Patent Law Holds the Bipartisan Key to Fighting Big Tech

Ken Blackwell is Senior Fellow for Human Rights and Constitutional Governance at Family Research Council. This article appeared in CNS News on August 20, 2021.

Big Tech has become one of the major areas of concern for conservatives. Whether it's because of these companies' bias against conservatives, using their platforms to advance liberal policies, or turning a blind eye to the actions of hostile regimes like China, conservatives are united in their anger at Big Tech. That anger goes beyond conservatives, as well. 

The anger is justified, but the question is how we fight back and curtail the power of the Big Tech companies. As conservatives, we must act in a way that is consistent with our principles of limited government.

I believe the most effective way is to stop them from taking the Intellectual Property (IP) of others and profiting from it and stop them from using their power to advance policies that weaken our IP system. Strengthening our IP and patent laws prevent Big Tech from stealing others’ property. This helps prevent their dominance and dries up some of their funding, while advancing the traditional conservative principle of protecting property.

For years, one of Big Tech’s top priorities in Congress has been to weaken our patent laws for their own benefit. They want to make it harder for individual inventors and small companies to protect their patents. 

The tech giants are largely users and implementers of other people’s technology innovations. They use, license, and buy other inventions to incorporate into their products or offerings. They want nothing more than to get those inventions as cheap as possible – even free, if they can. I’ve long called the push for so-called “patent reform” a form of crony capitalism that only helps the Big Tech companies like Google, who want to devalue the property of others to help their bottom line. 

Judge Paul Michel, former chief judge of the nation’s top patent court (appointed by President Reagan), wrote that the Big Tech companies have used their “influence to chip away at patent rights. As a result, they can kill off small competitors or buy them up at fire-sale prices to maintain their market dominance.” 

So small inventors and entrepreneurs who should fuel our innovation economy join those whose speech rights have been stifled as another victim of Big Tech. 

Because of this, these Big Tech companies have been the key driver behind legislative attempts to weaken patent rights – such as the America Invents Act (AIA) of 2011. Among other things, this law made it virtually impossible for patent holders to get an injunction against a company stealing its patents and created the Patent and Trial Appeals Board (PTAB) which became known as the patent death squad.

The PTAB was created as a second venue for companies to challenge the patent rights of inventors.
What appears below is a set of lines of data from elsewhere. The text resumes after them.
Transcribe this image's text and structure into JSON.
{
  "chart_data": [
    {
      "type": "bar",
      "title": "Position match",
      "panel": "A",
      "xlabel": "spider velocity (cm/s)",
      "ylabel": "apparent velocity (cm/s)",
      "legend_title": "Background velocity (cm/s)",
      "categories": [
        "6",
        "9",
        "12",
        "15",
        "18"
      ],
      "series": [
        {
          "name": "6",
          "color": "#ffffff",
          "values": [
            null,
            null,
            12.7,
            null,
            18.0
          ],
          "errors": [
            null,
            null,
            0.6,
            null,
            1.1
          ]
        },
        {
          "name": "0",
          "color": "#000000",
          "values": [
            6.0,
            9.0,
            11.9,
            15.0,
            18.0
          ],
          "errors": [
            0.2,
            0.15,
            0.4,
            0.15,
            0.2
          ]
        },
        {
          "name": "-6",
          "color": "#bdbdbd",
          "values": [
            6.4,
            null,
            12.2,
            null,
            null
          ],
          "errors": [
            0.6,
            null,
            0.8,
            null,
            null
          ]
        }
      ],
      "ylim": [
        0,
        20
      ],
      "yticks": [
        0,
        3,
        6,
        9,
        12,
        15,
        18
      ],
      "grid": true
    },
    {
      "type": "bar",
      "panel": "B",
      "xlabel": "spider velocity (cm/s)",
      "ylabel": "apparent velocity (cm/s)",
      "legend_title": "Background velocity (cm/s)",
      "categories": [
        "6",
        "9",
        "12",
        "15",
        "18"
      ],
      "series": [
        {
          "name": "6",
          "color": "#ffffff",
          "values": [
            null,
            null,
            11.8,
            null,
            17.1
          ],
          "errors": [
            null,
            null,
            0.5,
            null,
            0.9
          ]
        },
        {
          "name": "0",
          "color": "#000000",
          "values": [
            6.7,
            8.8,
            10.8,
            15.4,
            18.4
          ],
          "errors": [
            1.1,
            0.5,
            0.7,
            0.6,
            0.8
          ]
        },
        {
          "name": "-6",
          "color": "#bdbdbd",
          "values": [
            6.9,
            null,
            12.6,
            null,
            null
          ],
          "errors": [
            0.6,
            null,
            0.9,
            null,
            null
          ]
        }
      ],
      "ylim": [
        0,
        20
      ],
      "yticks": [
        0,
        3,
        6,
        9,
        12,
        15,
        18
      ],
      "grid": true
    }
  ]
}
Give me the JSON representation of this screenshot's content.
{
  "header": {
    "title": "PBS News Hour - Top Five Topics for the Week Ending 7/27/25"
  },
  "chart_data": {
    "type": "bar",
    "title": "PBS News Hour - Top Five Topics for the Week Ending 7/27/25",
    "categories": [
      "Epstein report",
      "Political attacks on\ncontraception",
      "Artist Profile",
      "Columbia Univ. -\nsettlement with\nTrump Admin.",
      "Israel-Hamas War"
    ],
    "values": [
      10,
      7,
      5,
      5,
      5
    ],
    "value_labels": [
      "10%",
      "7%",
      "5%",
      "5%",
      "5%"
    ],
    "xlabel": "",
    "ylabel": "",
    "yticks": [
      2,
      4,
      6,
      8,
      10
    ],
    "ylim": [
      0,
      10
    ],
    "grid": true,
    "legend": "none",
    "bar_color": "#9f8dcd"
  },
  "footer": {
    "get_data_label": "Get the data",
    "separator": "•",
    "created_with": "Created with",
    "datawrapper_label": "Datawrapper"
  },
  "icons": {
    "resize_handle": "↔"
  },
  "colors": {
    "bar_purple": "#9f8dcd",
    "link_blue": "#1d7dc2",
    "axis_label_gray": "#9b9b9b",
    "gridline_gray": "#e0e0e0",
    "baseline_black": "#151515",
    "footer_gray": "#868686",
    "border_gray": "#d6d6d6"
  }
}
Patent holders who successfully defend themselves in federal court often have to fight a battle on a second front at the PTAB, where according to many experts, around 80 percent of patents have been completely or partially thrown out. The Big Tech companies with their deep pockets can initiate PTAB challenges against patent holders – most of whom are unable to defend themselves in multiple venues.

Thanks to the PTAB and other changes that have weakened patent rights, big companies, particularly Big Tech, can simply use the patented ideas of others knowing that they will likely get away with it. Even if caught, by the time the process plays out, they can simply write a check to a patent holder and have been able to use their technology for years without consequence. As Judge Michel also pointed out, “powerful tech companies have long relied on a strategy of deliberate infringement because enforcement litigation is too expensive for younger, smaller competitors.” 

They have been able to get away with stealing the property of others with abandon. This increases their financial and market power. 

Even this has not been enough for Big Tech. These companies have lobbied for more legislation to weaken the patent system further and have fought any attempts to pass legislation to strengthen patents.

One such bill is the STRONGER Patents Act – bipartisan legislation that has attracted the support of many conservative organizations. STRONGER would reform the PTAB, restore injunctions, and take other common-sense steps to protect property and inventors. Legislation such as STRONGER addresses the erosion of fundamental property rights by Congress and the courts in recent years and helps swing the pendulum back towards American innovators.

It is clearly time to address the actions of Big Tech and their clampdown on free speech. The clearest path to reigning in Big Tech is to stop their ability to steal IP and increase their financial power at the expense of our fundamental property rights.